Research by Wolfgang Quitschke, PhD Advances Techniques for Using Curcumin to Prevent and Treat Alzheimer’s Disease

Curcumin, the yellow pigment in turmeric, has shown promise as an agent for the prevention and treatment of Alzheimer’s Disease, but because it is insoluble in water and rapidly metabolized, researchers have not found a way to deliver it in effective doses to the brain. In an article published in Alzheimer’s research and therapy, Wolfgang Quitschke, PhD described the results of experiments testing the use of an injectable form of solubilized curcumin to prevent amyloid plaque formation and eliminate existing plaques in the brains of Alzheimer transgenic mice.
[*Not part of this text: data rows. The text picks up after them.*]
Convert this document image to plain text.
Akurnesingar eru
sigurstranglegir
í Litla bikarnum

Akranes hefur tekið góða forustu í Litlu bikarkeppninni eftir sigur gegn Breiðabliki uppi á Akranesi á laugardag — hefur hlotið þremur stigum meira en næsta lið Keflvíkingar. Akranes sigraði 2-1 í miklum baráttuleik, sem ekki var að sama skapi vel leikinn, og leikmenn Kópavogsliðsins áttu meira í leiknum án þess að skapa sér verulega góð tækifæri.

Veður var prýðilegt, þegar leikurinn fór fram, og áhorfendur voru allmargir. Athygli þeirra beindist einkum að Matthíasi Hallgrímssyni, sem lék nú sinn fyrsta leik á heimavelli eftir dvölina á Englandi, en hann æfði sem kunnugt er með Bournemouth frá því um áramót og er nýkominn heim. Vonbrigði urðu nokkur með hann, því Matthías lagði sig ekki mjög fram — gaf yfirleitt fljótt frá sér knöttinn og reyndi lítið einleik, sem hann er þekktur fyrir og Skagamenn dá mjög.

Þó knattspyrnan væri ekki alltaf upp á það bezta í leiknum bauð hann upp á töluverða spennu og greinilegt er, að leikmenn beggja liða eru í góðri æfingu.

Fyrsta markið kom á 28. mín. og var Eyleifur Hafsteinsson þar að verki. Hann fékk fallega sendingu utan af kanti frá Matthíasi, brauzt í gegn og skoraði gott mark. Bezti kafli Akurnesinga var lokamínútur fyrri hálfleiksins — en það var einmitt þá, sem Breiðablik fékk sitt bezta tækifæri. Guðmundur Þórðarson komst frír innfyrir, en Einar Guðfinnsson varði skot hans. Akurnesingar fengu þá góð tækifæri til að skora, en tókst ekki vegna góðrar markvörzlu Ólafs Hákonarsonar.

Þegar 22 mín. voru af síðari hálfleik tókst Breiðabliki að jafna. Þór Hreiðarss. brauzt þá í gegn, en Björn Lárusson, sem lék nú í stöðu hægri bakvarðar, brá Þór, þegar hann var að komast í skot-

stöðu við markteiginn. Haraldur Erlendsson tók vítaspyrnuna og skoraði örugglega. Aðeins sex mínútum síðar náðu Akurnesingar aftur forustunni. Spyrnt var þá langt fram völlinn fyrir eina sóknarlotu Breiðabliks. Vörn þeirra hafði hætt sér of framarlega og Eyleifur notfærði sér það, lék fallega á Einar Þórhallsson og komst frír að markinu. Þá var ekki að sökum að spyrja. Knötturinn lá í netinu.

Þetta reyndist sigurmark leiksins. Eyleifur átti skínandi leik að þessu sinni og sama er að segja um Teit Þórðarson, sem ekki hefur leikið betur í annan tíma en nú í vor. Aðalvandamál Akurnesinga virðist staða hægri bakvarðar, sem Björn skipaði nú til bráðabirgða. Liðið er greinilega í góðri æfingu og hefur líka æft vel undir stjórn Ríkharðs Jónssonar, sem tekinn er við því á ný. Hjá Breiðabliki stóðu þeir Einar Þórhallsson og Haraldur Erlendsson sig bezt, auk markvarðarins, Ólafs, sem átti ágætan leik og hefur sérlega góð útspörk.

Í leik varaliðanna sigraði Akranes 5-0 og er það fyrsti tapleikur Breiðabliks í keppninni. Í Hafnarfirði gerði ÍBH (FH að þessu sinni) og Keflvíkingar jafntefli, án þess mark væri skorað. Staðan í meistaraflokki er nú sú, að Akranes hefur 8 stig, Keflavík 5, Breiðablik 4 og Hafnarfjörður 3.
In one study, Dr. Quitschke administered weekly injections of cyclodextrin-solubilized curcumin over a course of 8 months to a strain of young mice genetically designed to develop plaques before 6 months of age to determine if long-term weekly exposure of curcumins would have a effect on plaque formation. He found no evidence that it did. In a second study, he administered a four-fold higher dose twice a week for one month to older mice and recorded a reduction in plaque load of up to 70% of values in control animals. These results suggested that inhibition of plaque formation and elimination of existing plaque may require administration of curcumin more frequently than once a week, perhaps using a combination of injectable and ingestible curcumin solutions.

While conducting these studies, Dr. Quitschke developed new information about the distribution and metabolism of injected curcuminoids in plasma and brain tissue. He found that significant levels of curcuminoids can be achieved in plasma and brain after intravenous or subcutaneous injection, with evidence of extensive binding to cells and tissues. However, the effects were transient as curcuminoids were metabolized and their products released into the circulatory system within two to four hours. 

The paper is titled “The effect of cyclodextrin-solubilized curcuminoids on amyloid plaques in Alzheimer transgenic mice: brain uptake and metabolism after intravenous and subcutaneous injection.” It was published March 28, 2013. The research was funded by a grant from the American Health Assistance Foundation.